Ott et al. provide a solid theoretical framework for addressing weathering biases in denudation rate studies using soluble target minerals. This work expands on established literature that has been focused largely on insoluble minerals, and provides transparent, adaptable, and publically-available code that implements their approach. This work is timely, and includes a paired nuclide approach that should be useful for expanding into understudied landscapes. The manuscript is well-written, and the figures are (mostly - see below) clear and helpful.

Re: Ignoring radioactive decay: How did you determine what was “acceptable” for the residence time thresholds given here? Is this the time over which ignoring decay would introduce a 5% error? More error than the analytical error? It feels a bit nitpicky, but being a bit more specific about what is deemed acceptable will help others implementing your code decide if ignoring radioactive decay is acceptable in their particular system. Especially for 36Cland 14C  systems, decay could be worth considering in many systems. Adding it to the code seems like a relatively straightforward thing to implement, and would make the approach broadly applicable across a wider range of settings, including weathering studies outside of active tectonic settings. I certainly don’t see adding decay to the code as a requirement for publication at this time, but it would be good to be clear about how big the impacts are for studies at the edges of the “acceptable” ranges given here.

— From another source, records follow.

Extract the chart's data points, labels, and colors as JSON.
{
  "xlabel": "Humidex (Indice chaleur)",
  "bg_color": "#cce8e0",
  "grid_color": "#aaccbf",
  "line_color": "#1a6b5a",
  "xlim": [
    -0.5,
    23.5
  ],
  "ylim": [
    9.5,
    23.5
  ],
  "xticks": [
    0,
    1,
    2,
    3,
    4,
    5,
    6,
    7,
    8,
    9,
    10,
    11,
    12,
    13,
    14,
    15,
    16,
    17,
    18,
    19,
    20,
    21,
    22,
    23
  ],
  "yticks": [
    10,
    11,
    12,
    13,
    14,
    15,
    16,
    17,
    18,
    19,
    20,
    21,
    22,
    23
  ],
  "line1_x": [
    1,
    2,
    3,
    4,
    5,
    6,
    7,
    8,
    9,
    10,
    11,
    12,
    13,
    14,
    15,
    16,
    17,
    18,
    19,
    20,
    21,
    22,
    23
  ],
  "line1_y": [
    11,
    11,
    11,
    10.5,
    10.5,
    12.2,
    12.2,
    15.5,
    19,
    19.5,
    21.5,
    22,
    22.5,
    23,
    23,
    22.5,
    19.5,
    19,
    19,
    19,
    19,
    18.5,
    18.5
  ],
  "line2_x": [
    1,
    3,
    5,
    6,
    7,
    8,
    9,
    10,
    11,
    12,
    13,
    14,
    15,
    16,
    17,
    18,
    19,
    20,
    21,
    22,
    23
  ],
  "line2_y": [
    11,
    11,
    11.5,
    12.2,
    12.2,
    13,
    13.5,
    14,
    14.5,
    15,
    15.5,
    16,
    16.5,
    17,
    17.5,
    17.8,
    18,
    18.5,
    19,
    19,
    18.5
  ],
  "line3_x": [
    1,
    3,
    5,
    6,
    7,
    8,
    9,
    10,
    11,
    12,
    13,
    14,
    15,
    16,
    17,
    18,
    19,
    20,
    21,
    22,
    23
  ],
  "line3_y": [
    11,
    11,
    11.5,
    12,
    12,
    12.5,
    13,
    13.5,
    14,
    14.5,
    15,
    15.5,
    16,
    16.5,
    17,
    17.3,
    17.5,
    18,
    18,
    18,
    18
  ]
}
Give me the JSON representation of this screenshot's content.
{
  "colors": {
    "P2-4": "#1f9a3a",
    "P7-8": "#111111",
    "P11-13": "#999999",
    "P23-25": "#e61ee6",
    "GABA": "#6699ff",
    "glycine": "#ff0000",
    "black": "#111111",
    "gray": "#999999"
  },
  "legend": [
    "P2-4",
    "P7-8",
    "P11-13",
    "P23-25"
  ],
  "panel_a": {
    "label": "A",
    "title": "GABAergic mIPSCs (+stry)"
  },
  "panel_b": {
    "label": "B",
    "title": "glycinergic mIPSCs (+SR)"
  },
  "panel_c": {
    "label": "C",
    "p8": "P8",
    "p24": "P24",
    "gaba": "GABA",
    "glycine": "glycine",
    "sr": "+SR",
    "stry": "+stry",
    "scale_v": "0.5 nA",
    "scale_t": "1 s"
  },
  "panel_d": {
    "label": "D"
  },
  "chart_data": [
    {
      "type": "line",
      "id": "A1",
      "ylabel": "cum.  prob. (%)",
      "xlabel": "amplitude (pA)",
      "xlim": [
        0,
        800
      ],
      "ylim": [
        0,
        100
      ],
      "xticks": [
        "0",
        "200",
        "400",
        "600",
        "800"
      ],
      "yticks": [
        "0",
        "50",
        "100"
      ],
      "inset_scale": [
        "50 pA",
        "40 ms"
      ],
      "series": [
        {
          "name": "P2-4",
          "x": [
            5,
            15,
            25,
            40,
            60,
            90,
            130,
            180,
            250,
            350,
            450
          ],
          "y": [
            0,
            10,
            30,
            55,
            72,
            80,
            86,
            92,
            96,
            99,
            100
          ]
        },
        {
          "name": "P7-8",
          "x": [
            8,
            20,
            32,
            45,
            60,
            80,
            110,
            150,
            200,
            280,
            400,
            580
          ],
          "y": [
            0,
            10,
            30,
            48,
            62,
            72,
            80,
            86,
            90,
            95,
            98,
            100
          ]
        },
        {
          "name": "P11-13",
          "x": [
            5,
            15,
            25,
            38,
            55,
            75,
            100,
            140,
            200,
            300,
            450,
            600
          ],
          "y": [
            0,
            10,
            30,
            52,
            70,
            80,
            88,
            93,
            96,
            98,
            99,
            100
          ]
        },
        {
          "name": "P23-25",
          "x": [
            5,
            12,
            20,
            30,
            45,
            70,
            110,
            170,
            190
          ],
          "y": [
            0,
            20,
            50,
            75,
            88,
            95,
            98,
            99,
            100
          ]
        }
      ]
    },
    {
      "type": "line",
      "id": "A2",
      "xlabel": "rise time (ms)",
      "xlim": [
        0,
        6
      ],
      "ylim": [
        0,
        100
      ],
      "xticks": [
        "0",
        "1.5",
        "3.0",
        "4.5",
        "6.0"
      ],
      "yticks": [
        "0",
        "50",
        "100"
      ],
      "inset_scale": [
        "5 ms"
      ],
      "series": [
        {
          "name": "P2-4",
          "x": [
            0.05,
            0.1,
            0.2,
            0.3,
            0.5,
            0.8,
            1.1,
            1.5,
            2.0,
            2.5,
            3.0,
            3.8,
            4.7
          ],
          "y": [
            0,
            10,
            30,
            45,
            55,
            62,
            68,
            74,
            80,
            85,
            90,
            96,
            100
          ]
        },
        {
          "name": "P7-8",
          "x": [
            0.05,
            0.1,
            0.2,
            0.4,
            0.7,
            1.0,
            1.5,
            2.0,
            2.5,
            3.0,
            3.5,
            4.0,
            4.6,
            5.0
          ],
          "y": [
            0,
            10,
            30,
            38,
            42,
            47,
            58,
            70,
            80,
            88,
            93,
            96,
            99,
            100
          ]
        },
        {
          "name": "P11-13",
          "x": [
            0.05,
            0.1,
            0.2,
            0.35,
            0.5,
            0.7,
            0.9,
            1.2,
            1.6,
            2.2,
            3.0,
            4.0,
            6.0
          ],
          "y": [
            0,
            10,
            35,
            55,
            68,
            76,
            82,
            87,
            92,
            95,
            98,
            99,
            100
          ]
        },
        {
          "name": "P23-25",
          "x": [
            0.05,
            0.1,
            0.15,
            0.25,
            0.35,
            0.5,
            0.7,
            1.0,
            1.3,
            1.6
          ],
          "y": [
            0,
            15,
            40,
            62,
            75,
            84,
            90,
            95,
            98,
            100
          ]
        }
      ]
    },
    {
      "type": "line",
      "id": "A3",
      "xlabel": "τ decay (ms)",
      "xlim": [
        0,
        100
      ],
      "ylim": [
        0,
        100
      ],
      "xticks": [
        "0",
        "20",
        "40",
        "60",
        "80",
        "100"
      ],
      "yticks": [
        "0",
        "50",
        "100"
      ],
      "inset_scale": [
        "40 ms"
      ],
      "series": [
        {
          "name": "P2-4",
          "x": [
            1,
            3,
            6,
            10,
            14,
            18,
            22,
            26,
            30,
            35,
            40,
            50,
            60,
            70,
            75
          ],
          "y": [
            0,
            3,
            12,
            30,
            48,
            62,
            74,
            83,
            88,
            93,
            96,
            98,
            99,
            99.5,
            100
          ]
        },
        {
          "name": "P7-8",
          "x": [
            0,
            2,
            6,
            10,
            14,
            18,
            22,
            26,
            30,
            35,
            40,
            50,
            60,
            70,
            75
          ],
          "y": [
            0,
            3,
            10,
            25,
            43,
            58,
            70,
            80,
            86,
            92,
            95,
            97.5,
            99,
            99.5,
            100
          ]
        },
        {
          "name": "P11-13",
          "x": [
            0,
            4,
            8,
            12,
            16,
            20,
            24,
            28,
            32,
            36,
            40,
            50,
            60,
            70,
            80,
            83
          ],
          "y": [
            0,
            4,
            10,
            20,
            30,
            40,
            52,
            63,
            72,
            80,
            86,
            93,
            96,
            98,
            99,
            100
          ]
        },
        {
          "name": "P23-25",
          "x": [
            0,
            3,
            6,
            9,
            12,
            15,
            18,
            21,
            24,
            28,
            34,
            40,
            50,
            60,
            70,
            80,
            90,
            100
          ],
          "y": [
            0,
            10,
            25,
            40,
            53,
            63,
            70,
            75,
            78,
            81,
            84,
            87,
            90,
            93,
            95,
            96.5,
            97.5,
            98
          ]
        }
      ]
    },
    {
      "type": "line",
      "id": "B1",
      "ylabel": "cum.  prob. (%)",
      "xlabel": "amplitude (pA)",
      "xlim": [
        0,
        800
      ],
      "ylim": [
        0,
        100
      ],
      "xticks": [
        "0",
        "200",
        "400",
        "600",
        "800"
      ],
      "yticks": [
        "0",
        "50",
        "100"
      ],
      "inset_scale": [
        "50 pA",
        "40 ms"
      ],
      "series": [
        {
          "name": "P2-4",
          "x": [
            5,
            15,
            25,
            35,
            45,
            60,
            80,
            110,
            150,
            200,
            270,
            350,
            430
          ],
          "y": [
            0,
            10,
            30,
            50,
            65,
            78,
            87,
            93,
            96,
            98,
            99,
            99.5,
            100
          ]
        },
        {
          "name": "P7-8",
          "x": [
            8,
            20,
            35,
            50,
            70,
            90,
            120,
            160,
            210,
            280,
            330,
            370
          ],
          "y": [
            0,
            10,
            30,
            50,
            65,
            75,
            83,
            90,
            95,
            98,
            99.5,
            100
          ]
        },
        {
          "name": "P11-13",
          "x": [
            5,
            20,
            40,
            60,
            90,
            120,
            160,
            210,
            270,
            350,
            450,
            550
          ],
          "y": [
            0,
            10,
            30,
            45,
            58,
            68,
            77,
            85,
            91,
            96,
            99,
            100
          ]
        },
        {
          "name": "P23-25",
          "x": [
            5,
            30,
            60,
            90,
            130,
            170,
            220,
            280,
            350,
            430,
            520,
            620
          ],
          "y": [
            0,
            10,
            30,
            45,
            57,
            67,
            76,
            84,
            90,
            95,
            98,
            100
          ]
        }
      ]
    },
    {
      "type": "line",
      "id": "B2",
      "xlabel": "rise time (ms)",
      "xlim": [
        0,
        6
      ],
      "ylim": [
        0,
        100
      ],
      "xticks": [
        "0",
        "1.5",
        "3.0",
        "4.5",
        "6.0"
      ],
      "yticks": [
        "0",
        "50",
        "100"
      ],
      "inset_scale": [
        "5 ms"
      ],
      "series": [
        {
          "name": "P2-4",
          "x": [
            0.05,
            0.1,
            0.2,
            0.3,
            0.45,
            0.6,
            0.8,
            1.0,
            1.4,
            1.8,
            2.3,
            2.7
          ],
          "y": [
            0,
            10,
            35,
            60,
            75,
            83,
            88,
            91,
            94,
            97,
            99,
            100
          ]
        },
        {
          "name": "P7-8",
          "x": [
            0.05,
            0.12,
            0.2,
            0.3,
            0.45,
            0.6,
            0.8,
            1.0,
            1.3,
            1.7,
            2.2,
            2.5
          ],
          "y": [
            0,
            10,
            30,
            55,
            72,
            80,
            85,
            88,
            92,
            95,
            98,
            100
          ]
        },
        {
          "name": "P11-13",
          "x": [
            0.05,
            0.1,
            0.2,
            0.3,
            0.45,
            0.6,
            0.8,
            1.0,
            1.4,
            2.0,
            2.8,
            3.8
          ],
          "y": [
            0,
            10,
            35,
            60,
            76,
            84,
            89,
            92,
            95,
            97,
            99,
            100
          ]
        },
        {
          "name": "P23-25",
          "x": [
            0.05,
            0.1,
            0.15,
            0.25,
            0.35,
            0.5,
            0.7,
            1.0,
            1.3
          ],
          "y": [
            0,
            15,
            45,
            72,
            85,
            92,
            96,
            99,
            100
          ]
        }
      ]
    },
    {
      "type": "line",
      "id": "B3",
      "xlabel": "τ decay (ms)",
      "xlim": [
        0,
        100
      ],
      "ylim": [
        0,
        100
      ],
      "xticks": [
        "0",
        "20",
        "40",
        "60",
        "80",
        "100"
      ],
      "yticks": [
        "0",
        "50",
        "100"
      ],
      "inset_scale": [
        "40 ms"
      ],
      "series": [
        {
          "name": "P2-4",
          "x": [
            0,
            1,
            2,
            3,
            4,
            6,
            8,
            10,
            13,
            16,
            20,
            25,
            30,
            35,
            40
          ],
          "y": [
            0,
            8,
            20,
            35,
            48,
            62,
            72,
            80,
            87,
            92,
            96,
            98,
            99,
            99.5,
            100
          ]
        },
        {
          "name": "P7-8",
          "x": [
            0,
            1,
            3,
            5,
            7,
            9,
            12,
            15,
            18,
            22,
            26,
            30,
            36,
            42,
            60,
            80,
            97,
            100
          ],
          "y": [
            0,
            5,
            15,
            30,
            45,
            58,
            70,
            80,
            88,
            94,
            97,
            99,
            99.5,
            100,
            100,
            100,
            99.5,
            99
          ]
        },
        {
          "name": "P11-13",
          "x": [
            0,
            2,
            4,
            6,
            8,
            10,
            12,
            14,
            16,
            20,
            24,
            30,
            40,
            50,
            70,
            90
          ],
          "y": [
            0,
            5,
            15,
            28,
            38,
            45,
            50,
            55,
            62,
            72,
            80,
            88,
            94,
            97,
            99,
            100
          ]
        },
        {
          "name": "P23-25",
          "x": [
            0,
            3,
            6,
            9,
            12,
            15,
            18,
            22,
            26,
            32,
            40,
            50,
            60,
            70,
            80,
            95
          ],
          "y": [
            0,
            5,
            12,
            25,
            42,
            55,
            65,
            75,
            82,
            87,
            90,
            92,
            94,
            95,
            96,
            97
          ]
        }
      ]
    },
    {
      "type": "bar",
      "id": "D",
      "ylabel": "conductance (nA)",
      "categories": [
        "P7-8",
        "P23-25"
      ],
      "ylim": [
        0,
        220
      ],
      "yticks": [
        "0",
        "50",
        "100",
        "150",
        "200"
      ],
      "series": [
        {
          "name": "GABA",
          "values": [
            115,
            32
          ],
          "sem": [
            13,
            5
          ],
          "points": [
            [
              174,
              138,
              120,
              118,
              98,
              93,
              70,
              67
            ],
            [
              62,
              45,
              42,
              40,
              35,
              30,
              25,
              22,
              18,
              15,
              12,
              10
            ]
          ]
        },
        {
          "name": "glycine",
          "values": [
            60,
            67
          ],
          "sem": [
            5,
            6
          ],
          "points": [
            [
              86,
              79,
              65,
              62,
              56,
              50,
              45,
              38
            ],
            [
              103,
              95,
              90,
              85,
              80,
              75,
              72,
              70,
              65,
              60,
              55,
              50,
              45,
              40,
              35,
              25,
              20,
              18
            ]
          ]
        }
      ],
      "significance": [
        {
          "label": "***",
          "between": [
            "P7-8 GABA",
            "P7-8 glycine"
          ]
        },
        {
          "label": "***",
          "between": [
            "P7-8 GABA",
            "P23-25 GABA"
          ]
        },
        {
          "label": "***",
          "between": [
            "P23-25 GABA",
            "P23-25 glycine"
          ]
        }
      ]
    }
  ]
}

The discussion on possible grain size effects was very interesting. It makes sense to me that even without any grainsize-dependent sediment transport, size reduction of grains due to weathering and the associated range of particle residence times could introduce a relationship between particle size and CRN concentration. What’s not clear from this conceptual framework is whether this effect will be large enough to worry about given all the other assumptions and sources of error. I’d love to see a full-blown model treatment to evaluate the possible magnitude of grain size effects in the context of other sources of error, but that’s certainly beyond the scope here.

Minor comments:

In figure 5, it would be helpful to define X_R/X_B in the caption, especially for readers who are skimming figures before they get into the meat of the text (or readers like me who get easily lost in variable alphabet soup when I’m tired)

Line 285: “regolith is relatively thick (200 g/cm²)” – I assume from the units that this is an attenutation length, not a regolith thickness?

Figure 6: because the examples here use different nuclides, it would be easy to readers to be confused about the different between the scenarios. Just looking at the figure, it’s easy to assume that scenario 1 is for 10Be, scenario 2 is for 36Cl, and scenario 3 is for both. Either 10Be or 36Cl would give the same result in (a), correct? You might consider just using 36Cl as the example in both (a) or (b), or hammering home that point in the caption.

Lines 374-375: “finding the denudation rate with the maximum nuclide concentration” and in the next sentence: solving for the maximum denudation rate – I’m confused, won’t these be opposite (high CRN concentration = low denudation rate). Do you mean minimum D here? The notation around D_Nmax is also a bit confusing, since it’s a low denudation rate with “max” in the subscript. I think I understand why it was notated that way, but this section required super close reading to make sure I didn’t get lost.

There are a few minor typos and formatting things annotated in the attached PDF.